In an effort to enhance model accuracy, we explored the concat model and pipe model, which integrate SMILES notation alongside the physicochemical properties of compounds. However, the encoder model, relying solely on SMILES notation, emerged as the most effective. This can be attributed to the fact that pharmaceutical development typically focuses on compounds adhering to specific physicochemical criteria, such as Lipinski’s rule of five and the Ghose filter. The limited variance in physicochemical properties within the training dataset presumably had minimal impact on the model performance.

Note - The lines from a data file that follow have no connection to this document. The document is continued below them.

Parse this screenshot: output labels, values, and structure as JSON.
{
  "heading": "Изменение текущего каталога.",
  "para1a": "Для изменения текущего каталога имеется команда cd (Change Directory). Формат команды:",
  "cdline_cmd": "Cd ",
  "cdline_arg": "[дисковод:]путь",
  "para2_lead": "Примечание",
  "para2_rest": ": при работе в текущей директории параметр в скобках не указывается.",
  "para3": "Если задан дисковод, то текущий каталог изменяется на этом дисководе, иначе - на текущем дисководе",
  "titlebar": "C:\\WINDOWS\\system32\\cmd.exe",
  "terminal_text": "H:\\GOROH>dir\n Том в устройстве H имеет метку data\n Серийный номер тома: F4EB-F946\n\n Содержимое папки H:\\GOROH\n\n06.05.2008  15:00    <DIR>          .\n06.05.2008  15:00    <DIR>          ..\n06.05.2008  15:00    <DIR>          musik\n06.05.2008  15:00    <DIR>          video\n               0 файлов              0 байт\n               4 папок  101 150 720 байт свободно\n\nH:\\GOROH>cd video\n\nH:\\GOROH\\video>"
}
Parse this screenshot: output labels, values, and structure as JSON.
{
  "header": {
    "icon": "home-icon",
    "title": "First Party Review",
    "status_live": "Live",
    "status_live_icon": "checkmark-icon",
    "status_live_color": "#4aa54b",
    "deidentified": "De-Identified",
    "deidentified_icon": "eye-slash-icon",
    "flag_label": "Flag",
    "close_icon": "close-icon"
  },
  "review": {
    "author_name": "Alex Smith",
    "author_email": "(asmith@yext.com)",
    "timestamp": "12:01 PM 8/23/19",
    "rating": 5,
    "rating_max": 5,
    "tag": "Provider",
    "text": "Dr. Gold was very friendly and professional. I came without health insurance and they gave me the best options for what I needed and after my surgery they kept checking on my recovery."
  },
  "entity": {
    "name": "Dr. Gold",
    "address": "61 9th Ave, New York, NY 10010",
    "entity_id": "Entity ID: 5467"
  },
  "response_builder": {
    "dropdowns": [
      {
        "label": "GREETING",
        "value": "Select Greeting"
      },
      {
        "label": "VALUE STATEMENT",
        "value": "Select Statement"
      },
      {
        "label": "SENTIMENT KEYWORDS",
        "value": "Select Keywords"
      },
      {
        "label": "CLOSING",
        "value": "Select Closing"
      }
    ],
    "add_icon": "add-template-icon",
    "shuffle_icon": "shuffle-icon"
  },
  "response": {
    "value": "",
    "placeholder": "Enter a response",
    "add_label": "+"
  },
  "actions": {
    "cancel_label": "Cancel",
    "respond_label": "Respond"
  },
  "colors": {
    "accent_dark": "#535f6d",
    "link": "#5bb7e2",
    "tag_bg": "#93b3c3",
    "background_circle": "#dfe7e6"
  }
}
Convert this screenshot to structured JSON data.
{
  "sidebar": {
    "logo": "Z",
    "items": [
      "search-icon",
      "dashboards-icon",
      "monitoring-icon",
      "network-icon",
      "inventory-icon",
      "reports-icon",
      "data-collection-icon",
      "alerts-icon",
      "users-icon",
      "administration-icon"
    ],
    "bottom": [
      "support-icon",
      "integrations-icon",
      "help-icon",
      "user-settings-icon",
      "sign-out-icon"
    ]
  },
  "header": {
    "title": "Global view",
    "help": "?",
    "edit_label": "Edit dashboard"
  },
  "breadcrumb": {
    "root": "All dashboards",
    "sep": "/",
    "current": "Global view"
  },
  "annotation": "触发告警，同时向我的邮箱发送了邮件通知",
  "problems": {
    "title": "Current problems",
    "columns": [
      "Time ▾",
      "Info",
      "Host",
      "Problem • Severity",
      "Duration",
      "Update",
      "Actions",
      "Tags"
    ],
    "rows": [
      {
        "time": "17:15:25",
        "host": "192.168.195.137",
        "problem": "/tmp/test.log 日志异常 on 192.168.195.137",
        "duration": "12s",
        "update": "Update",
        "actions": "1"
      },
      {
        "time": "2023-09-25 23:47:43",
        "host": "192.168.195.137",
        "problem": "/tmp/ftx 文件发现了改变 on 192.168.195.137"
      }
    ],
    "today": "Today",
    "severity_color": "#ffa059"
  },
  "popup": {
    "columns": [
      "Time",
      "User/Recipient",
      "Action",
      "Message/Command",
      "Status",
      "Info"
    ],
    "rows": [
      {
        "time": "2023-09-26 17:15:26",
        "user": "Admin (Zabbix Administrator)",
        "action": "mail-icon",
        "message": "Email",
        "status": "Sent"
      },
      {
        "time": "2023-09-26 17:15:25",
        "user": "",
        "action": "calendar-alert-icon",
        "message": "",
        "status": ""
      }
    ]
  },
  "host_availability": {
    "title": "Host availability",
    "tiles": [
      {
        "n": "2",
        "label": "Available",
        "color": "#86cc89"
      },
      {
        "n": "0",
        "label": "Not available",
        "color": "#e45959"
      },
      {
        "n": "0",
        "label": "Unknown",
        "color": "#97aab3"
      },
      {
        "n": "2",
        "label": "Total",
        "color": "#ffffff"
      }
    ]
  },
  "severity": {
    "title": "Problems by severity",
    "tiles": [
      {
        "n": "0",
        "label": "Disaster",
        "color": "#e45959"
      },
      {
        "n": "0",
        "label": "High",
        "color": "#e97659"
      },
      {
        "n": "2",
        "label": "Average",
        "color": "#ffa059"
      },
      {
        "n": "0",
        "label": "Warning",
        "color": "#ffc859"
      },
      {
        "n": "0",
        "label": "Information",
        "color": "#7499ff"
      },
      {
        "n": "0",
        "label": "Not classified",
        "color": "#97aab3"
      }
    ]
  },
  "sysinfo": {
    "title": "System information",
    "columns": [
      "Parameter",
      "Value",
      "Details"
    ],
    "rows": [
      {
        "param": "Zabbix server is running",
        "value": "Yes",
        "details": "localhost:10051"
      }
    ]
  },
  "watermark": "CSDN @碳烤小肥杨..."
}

When assessed using the external dataset, the DNN model’s performance surpassed its counterparts (the concat and encoder models). The external dataset comprised toxic compounds, which often deviate from conventional guidelines like Lipinski’s rule of five. This deviation suggests that the range of physicochemical properties in the training dataset is considerably narrower than that in the external dataset. This finding underscores the significance of employing diverse and unbiased datasets to bolster the model’s generalization capability.

4. Materials and Methods

4.1. Data Collection and Preprocessing

Three datasets were collected to evaluate the learning under different conditions. To derive quantitative benchmark results in comparison to other machine learning techniques, the dataset from MoleculeNet was used [18]. The data from DrugBank [38] was used to assess the model’s schematic position during drug development steps. Among the labels used in learning in the DrugBank dataset, we created an external dataset (unseen in the learning process) to evaluate the model trained on the DrugBank data.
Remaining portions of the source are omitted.